Decolonize Now! march draws diverse opinions

Decolonize Now! March, organized by Tonatierra drew a crowd of little over 100 on Saturday January 19 in Phoenix, Arizona. Tupak Enrique (Acosta) addressed the group of about 100 at the start of the march, which began at the 4th Avenue Maricopa County Jail.

The march, according to some participants, was a part of a effort to change immigration law and support open borders. They hoped the march would draw support for their demand that the Mexican national soccer team boycott the January 30 matchup against Denmark at the University of Phoenix Stadium in Glendale.

The group which fluctuated between 90 to about 120 marchers made their way from the 4th Avenue Jail to the Glendale jail. They were escorted by approximately 20 law enforcement officers who marched or drove along with the group while two volunteer medics followed.

The group was guided by personnel of the Comités de Defensa del Barrio and Tonatierra.

Prior to the march, participants were told by one member of Comités de Defensa del Barrio “We are not illegals, we are workers from original lands with rights.. human rights. The January 30th soccer game, boycotting Glendale where the Mexican national team comes down and provides revenue for Sheriff Joe, Governor Brewer and the rest of the people who want to get rid of the original people..that support violating our homes, separating families, …..we are not going to seal out our community we are going to defend. We are not criminals , we are not criminals, we are workers, from original Native lands.”

Sandra Figueroa, a leader of the march associated with Comités de Defensa del Barrio and Derechos Humanos said the march organized to show continuing resistance against SB1070 and to reach into the hearts of the Mexican soccer team. She said that decolonization means different things to different people. She declined to explain her interpretation of the term.

One man, who was more than willing to explain his understanding of the term and the purpose of the march to filmmaker Lisa Ruth. He identified himself as a doctor who recently moved to Arizona. The doctor, accompanied by his a wife, a nurse, said that decolonization “means to get rid of the 520 year old rule that the pope decided in Europe that you could take over countries and turn them into your own land and that rule wasn’t in affect before that.”

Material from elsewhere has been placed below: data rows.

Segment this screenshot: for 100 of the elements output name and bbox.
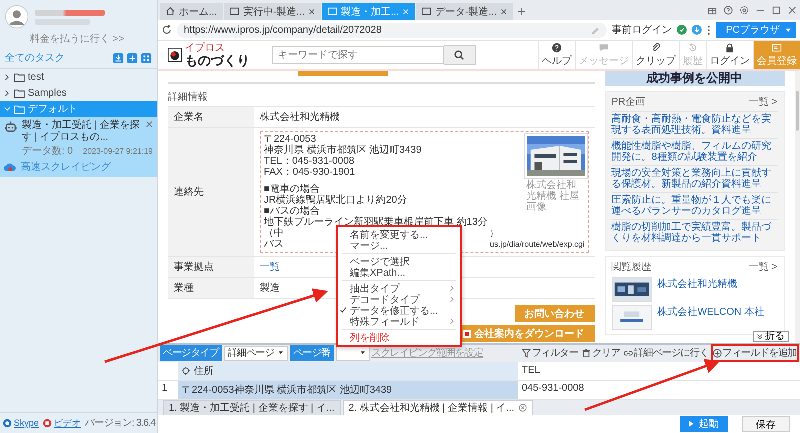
menu-item[interactable]: ページで選択	[338, 256, 460, 267]
contact-line: ）	[490, 228, 498, 239]
chevron-down-icon	[757, 334, 763, 340]
toolbar-button[interactable]: 詳細ページに行く	[623, 345, 710, 362]
timestamp: 2023-09-27 9:21:19	[83, 147, 153, 156]
browser-tab[interactable]: 実行中-製造...	[224, 3, 322, 20]
more-link[interactable]: 一覧 >	[749, 260, 778, 274]
link-icon	[624, 348, 634, 358]
home-icon	[166, 7, 175, 16]
add-icon[interactable]	[127, 52, 138, 64]
plus-icon	[712, 348, 722, 358]
download-icon[interactable]	[692, 25, 702, 35]
folder-item[interactable]: test	[0, 69, 157, 85]
menu-item[interactable]: デコードタイプ	[338, 294, 460, 305]
pr-link[interactable]: 高耐食・高耐熱・電食防止などを実現する表面処理技術。資料進呈	[612, 111, 778, 138]
data-count: データ数: 0	[22, 145, 74, 158]
window-icon	[230, 7, 240, 16]
cloud-icon	[4, 162, 17, 172]
detail-label: 業種	[168, 278, 254, 298]
detail-label: 企業名	[168, 107, 254, 127]
new-tab-icon[interactable]	[518, 8, 526, 15]
logo-subtitle: イプロス	[185, 44, 226, 54]
menu-item[interactable]: マージ...	[338, 240, 460, 251]
window-icon	[422, 7, 432, 16]
close-icon[interactable]	[518, 404, 527, 412]
folder-icon	[14, 72, 25, 82]
nav-button[interactable]: ヘルプ	[538, 41, 575, 69]
toolbar-button[interactable]: フィールドを追加	[712, 345, 798, 362]
target-icon	[182, 366, 190, 375]
nav-button[interactable]: クリップ	[632, 41, 679, 69]
footer-link[interactable]: ビデオ	[54, 416, 82, 430]
contact-line: TEL：045-931-0008	[264, 156, 355, 167]
settings-icon[interactable]	[740, 6, 749, 15]
banner[interactable]: 成功事例を公開中	[604, 71, 785, 86]
history-link[interactable]: 株式会社和光精機	[658, 277, 738, 291]
close-icon[interactable]	[501, 8, 508, 14]
detail-label: 連絡先	[168, 128, 254, 256]
field-label: ページ番	[290, 345, 334, 362]
detail-link[interactable]: 一覧	[260, 262, 280, 273]
contact-line: （中	[264, 228, 284, 239]
menu-item[interactable]: 編集XPath...	[338, 267, 460, 278]
search-button[interactable]	[444, 45, 476, 65]
address-field[interactable]: https://www.ipros.jp/company/detail/2072028	[177, 22, 608, 38]
detail-value: 株式会社和光精機	[260, 112, 340, 123]
folder-item[interactable]: Samples	[0, 85, 157, 101]
close-icon[interactable]	[309, 8, 316, 14]
chevron-right-icon	[4, 90, 11, 96]
collapse-button[interactable]: 折る	[753, 331, 789, 342]
mode-label: 高速スクレイピング	[21, 160, 111, 174]
toolbar-button[interactable]: フィルター	[520, 345, 580, 362]
help-icon[interactable]	[724, 6, 733, 15]
pr-link[interactable]: 機能性樹脂や樹脂、フィルムの研究開発に。8種類の試験装置を紹介	[612, 138, 778, 165]
window-icon	[328, 7, 338, 16]
contact-line: バス	[264, 239, 284, 250]
column-header[interactable]: 住所	[178, 362, 518, 381]
task-tab[interactable]: 2. 株式会社和光精機 | 企業情報 | イ...	[342, 400, 533, 415]
pre-login-link[interactable]: 事前ログイン	[612, 23, 672, 37]
pr-link[interactable]: 圧索防止に。重量物が１人でも楽に運べるバランサーのカタログ進呈	[612, 192, 778, 219]
contact-line: ■電車の場合	[264, 184, 320, 195]
more-icon[interactable]	[707, 24, 712, 36]
check-icon	[340, 307, 347, 314]
history-link[interactable]: 株式会社WELCON 本社	[658, 305, 764, 319]
contact-line: JR横浜線鴨居駅北口より約20分	[264, 195, 408, 206]
photo-caption: 株式会社和光精機 社屋画像	[526, 180, 581, 213]
search-field[interactable]: キーワードで探す	[272, 46, 444, 64]
contact-line: FAX：045-930-1901	[264, 167, 356, 178]
logo-icon	[168, 48, 182, 62]
more-link[interactable]: 一覧 >	[749, 95, 778, 109]
caret-icon	[785, 28, 792, 32]
table-cell: 〒224-0053神奈川県 横浜市都筑区 池辺町3439	[178, 380, 518, 400]
lock-icon	[725, 42, 735, 52]
pr-link[interactable]: 現場の安全対策と業務向上に貢献する保護材。新製品の紹介資料進呈	[612, 165, 778, 192]
menu-item[interactable]: 名前を変更する...	[338, 229, 460, 240]
maximize-icon[interactable]	[772, 6, 781, 15]
toolbar-button[interactable]: クリア	[581, 345, 622, 362]
grid-icon[interactable]	[141, 52, 152, 64]
reload-icon[interactable]	[162, 25, 172, 35]
browser-tab[interactable]: ホーム...	[160, 3, 224, 20]
pr-link[interactable]: 樹脂の切削加工で実績豊富。製品づくりを材料調達から一貫サポート	[612, 219, 778, 246]
chevron-right-icon	[450, 318, 455, 325]
footer-link[interactable]: Skype	[14, 418, 40, 428]
menu-item[interactable]: データを修正する...	[338, 305, 460, 316]
scrollbar-thumb[interactable]	[796, 91, 799, 131]
help-icon	[552, 42, 562, 52]
menu-item[interactable]: 特殊フィールド	[338, 316, 460, 327]
task-card[interactable]: 製造・加工受託 | 企業を探す | イプロスもの... データ数: 0 2023-09-27 9:21:19 高速スクレイピング	[0, 117, 157, 177]
history-icon	[688, 42, 698, 52]
import-icon[interactable]	[113, 52, 124, 64]
robot-icon	[4, 120, 18, 134]
field-label: ページタイプ	[160, 345, 222, 362]
page-type-select[interactable]: 詳細ページ	[224, 346, 288, 361]
task-tab[interactable]: 1. 製造・加工受託 | 企業を探す | イ...	[163, 400, 341, 415]
save-button[interactable]: 保存	[742, 416, 790, 432]
detail-value: 製造	[260, 283, 280, 294]
browser-tab[interactable]: データ-製造...	[416, 3, 514, 20]
menu-item[interactable]: 抽出タイプ	[338, 283, 460, 294]
close-icon[interactable]	[788, 6, 797, 15]
panel-title: PR企画	[612, 96, 646, 109]
site-logo[interactable]: ものづくり	[185, 54, 250, 66]
version-label: バージョン: 3.6.4	[85, 417, 156, 430]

The doctor said that the solution would be “comprehensive immigration reform, which means a pathway to citizenship for people who have been here for awhile, a year or two or have family here and not have discrimination against brown skinned people because they are the ones who are related to the Native Americans. This land belonged to some of their families hundreds of years ago.”

The marcher claimed that the Drug Enforcement Administration has been making big mistakes in policing too fierce” and claimed that the over 116,000 deaths in Mexico by the drug cartels was the result.

On young Hispanic teenager said he was marching because his friend asked him to. He said he was marching “for their rights,” while pointing to a large group of adults behind him.

One woman, who had heard about the event from one of the Women in Black members while visiting a local library, was eager to talk about her involvement with the march. She said she didn’t speak Spanish so she didn’t know what it was all about, but that it was a procession of all human rights. She stated, “I don’t speak Spanish myself but after they are done with the Spanish the next thing you know they will go after the next people and will keep going until all human beings are annihilated.”

The woman, who said she moved to Arizona from Chicago in 2003, said she said she didn’t know anything about the group, but thought they might be marching “to preserve Spanish neighborhoods.” She then said that she was there to fight for “natural people as opposed corporate people, that is primarily the issue here. We are trying to rewrite the constitution so that the indigenous people rule over their land in their own territory instead of the corporations coming in and taking over their land and using it how they would like.”

The group was made up of about 20 children and the march was promoted on Facebook with the image of a small boy holding a promotional flier for the event.

On April 19-20, 2013 an international conference of Indigenous Peoples will take place at ASU West Campus with the objective of “producing a template in the form of an curriculum for implementation in the public schools of Arizona in order to dismantle the official institutionalization of the Doctrine of Discovery as a violation of Human Rights of all Arizonans.”